Canals in Australia
There are few canals in Australia. Of the canals constructed, only a small number are navigable waterways. The following list provides a summary of known navigable waterways and other types of constructed or artificial waterways in Australia.
New South Wales
Alexandra Canal is a tributary of the Cooks River, in southern Sydney, which was constructed along a 4-kilometre (2.5 mi) route from the inner Sydney suburb of Alexandria, through the St Peters and Mascot, past Sydney's Sydney Airport to the Cooks River at Tempe, eventually discharging into Botany Bay. The canal is 60 metres (200 ft) wide, increasing to 80 metres (260 ft) at its mouth and is one of only two navigable canals constructed in New South Wales.
Hawthorne Canal is an artificial waterway on a southern tributary of the Parramatta River, west of Sydney Harbour. It was constructed from January 1890 to improve drainage and provide ferry access operated by the Drummoyne – Leichhardt Ferry Company.
Berry's Canal was Australia's first transport canal. In June 1822, Alexander Berry sailed his 15-tonne cutter Blanche from Sydney 150 km down the south coast to the Shoalhaven loaded with tools and provisions. Hamilton Hume, who later became a well-known explorer, was also on board. On 21 June 1822, the entrance to Shoalhaven Heads appeared dangerous and four men volunteered to test it in the cutter's boat. The boat capsized drowning two of the men. Berry then sailed up the Crookhaven River but was stopped by a sand spit. Undaunted, the crew hauled the Blanche across the spit. Four days later Hamilton Hume was left with three men at the isthmus to cut a passage using only hand tools. The canal, which was 191 m long, was completed in 12 days. This was the first transport canal to be cut in Australia. The river has since cut the passage wider and deeper to its present dimensions, making it now the real entrance to the Shoalhaven River.
Mulwala Canal is an irrigation canal in the Southern Riverina region of New South Wales, and is the largest irrigation canal in the Southern Hemisphere. The canal, starting at Lake Mulwala, diverts water from the Murray River across the Southern Riverina plain to the Edward River at Deniliquin. The canal is 2880 km long. The channel has an offtake capacity of 10,000 megalitres (ML) per day and annually supplies over 1,000,000 ML to 700,000 hectares (1,700,000 acres) in the Murray Irrigation Area. Constructed between 1935 and 1943, the canal not only provides water for agriculture, but also for the towns of Berrigan, Finley, Bunnaloo and Wakool.

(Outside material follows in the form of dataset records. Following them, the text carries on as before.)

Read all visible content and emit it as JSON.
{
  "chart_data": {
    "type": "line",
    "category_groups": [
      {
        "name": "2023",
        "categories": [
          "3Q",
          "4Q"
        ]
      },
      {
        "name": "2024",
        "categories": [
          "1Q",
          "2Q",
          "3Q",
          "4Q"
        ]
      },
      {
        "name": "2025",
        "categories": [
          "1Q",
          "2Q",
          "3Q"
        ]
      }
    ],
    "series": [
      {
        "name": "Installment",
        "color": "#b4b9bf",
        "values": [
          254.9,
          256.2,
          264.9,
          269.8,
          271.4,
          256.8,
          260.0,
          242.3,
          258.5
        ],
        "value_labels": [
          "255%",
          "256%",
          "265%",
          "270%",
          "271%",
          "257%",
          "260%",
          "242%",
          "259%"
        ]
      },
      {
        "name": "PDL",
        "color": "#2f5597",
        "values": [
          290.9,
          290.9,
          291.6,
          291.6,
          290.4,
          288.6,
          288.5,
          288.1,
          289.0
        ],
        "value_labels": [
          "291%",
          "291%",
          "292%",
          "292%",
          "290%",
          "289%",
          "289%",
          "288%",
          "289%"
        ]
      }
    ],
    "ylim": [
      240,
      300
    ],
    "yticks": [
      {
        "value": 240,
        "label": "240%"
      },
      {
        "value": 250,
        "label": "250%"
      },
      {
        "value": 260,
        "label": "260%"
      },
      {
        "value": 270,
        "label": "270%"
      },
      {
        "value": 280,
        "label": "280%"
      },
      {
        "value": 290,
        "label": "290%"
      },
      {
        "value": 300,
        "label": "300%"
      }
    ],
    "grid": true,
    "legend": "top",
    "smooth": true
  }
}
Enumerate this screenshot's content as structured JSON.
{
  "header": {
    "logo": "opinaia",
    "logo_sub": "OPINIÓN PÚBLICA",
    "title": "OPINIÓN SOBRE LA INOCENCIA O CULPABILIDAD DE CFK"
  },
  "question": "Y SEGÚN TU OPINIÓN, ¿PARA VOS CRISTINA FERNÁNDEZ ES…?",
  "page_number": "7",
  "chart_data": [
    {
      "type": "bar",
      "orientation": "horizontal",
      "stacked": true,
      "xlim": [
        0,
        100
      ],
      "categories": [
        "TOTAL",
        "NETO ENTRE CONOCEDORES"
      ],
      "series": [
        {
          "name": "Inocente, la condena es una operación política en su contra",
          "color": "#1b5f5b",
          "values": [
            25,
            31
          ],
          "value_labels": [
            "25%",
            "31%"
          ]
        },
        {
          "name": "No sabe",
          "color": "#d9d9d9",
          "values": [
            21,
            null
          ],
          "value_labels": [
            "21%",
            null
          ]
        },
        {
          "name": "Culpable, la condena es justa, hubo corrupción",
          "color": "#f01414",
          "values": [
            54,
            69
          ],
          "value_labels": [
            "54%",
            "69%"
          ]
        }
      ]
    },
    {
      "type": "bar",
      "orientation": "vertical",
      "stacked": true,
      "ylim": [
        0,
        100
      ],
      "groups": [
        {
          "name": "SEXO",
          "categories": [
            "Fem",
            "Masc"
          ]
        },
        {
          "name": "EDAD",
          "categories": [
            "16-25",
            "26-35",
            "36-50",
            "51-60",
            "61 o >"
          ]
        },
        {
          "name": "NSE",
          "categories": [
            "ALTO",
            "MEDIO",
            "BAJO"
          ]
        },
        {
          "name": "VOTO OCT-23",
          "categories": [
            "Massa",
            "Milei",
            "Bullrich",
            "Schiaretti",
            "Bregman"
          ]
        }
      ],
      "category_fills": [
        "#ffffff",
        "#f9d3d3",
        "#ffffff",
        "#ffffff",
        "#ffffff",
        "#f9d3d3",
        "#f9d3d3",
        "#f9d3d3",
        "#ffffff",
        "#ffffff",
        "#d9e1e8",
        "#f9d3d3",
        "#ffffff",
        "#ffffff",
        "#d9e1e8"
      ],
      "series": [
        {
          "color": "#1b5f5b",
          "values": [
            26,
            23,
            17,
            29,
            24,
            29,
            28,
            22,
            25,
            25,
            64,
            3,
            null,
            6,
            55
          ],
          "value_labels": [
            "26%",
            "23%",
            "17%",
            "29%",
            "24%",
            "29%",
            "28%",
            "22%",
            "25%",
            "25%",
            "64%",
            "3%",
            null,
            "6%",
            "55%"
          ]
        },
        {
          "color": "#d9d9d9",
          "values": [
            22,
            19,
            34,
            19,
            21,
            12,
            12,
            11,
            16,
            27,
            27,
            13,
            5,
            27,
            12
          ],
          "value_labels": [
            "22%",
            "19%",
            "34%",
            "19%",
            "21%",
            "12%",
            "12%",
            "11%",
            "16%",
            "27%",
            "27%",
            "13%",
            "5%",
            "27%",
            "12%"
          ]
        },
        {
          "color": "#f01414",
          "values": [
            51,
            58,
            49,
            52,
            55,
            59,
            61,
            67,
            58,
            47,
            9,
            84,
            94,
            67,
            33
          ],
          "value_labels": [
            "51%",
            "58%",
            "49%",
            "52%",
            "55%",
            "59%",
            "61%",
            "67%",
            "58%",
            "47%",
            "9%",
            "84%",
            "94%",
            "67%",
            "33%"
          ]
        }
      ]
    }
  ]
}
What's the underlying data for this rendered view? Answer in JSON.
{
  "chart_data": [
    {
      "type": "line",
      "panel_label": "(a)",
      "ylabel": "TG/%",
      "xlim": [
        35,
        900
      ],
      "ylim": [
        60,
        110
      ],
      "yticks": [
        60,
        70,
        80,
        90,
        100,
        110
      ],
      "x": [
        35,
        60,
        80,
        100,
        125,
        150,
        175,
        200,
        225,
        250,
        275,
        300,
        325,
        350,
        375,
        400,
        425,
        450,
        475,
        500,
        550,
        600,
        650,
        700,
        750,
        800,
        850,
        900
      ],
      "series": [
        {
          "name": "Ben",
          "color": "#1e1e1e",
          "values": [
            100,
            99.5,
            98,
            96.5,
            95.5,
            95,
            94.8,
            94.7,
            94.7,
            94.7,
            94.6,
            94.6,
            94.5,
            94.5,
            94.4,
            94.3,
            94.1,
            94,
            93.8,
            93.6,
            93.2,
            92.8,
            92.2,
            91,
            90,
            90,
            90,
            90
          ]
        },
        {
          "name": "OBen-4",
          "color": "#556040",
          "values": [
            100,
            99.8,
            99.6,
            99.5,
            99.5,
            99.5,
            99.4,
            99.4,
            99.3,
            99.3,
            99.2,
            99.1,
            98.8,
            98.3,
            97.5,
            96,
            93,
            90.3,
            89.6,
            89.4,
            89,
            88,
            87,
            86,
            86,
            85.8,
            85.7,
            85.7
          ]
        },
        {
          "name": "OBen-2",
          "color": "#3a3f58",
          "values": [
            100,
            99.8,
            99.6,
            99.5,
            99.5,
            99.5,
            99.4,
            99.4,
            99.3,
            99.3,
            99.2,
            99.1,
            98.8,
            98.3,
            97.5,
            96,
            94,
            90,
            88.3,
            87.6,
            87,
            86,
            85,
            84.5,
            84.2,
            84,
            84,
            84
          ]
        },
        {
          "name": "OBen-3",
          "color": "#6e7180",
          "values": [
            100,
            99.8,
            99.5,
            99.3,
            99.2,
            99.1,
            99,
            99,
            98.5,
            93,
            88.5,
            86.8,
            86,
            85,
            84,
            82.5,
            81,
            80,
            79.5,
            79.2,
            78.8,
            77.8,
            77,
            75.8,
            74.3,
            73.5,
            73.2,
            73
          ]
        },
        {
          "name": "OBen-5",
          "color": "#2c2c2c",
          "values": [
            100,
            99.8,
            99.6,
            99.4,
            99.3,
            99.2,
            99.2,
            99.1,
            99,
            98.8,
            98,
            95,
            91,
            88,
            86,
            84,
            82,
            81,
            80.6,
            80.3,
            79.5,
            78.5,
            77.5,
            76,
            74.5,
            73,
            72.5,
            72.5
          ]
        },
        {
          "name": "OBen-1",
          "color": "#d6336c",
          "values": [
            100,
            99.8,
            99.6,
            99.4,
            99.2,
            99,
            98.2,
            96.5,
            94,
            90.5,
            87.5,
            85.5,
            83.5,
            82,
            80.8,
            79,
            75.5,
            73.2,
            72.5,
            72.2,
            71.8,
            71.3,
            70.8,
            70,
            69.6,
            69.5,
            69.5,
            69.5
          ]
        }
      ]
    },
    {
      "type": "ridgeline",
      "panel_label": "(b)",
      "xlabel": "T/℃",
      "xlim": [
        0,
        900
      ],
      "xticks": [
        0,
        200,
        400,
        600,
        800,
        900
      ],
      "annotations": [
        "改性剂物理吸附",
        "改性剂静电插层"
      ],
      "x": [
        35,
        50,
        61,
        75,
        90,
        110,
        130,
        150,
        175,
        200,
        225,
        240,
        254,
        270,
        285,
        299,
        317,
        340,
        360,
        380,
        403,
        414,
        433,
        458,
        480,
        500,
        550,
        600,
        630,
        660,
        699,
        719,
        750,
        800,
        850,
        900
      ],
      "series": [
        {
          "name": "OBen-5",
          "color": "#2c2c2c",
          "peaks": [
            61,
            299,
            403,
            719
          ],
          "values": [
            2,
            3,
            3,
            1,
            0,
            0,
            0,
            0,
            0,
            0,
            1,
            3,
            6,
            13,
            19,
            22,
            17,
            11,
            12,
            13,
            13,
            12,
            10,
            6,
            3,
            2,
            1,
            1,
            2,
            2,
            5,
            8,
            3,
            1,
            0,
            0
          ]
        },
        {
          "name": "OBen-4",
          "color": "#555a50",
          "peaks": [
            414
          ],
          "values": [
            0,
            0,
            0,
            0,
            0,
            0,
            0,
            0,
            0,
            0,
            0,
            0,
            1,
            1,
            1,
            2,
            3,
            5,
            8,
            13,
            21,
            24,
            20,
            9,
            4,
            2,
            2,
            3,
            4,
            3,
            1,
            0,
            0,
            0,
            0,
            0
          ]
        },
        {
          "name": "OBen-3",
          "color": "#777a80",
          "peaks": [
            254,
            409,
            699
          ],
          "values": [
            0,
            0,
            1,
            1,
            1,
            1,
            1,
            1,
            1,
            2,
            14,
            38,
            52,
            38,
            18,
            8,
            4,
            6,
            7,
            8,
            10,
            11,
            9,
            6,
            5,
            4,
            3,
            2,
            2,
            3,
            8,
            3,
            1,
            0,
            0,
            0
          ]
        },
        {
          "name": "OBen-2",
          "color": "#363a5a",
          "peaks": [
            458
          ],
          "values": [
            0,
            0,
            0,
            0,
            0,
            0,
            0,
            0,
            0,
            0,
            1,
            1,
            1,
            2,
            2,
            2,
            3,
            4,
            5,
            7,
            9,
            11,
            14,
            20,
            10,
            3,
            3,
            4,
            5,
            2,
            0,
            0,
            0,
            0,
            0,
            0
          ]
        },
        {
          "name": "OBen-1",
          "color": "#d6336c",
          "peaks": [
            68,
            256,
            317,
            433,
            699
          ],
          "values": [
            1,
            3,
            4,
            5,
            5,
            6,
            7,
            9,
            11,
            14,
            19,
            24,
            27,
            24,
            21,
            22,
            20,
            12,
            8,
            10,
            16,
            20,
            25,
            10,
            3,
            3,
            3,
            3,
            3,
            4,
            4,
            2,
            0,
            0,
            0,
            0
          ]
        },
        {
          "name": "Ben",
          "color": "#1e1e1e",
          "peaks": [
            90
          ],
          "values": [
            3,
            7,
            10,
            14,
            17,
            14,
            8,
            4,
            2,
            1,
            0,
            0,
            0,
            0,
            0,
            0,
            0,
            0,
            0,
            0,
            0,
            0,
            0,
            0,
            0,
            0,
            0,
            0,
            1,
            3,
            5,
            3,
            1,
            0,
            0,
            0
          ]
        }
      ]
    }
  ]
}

Schulz Canal is an artificial waterway in Nundah, Queensland that enters Moreton Bay. It was constructed in the 1940s as a flood mitigation measure and is named after Toombul shire alderman William Schulz.
The Denison Canal is a man-made waterway at Dunalley in southern Tasmania across the East Bay Neck of the Tasman Peninsula. It was constructed in 1905 to shorten the fishing and trade routes between the east coast and Hobart. It is named after Governor William Denison. 
The Sale Canal was commenced in the 1880s, to a design of Sir John Coode linking the town via the Thomson River and the Gippsland Lakes to the open sea. It was completed in 1890, with the Sale Swing Bridge built in 1883 across the canal along with a high wharf, and a launching ramp. It is longest true canal in Australia at about 5 km long.
Coal Canal, West Melbourne
The Coal Canal was constructed in the 1870s and 80s, initially as part of the drainage works for reclaiming the West Melbourne Swamp, and was enlarged to allow coal barges to unload imported coal for the North Melbourne Locomotive Depot.
The Elwood Canal began construction in May 1889 under the supervision of municipal engineer Carlo Catani (22 April 1852–20 July 1918). The Elwood area was originally low-lying wetlands surrounding Elster Creek until the canal was constructed to drain the wetlands and make it a habitable area. Construction commenced in May 1889, with the contractors, Messrs Hendon, Clarke & Anderson, engaging sixty workmen at a cost of £14,000.
Maribyrnong Explosives Magazine Canal
The Marbyrnong Explosives Magazine Canal was constructed in 1875-76 and opened in 1878, as part of the large Victorian government explosives reserve, known as Jack's Magazine. The magazine was intended for bonded storage of all gunpowder coming into the colony, and was used for both military and industry, in particular the growing hard rock mining industry. Barges transferred explosives from ships in Hobsons Bay up the Maribyrnong River and into the 400m long canal then, offload at the canal dock just outside the magazine walls. A tramway also ran along the length of the canal, with another section going from the loading dock into the magazine proper.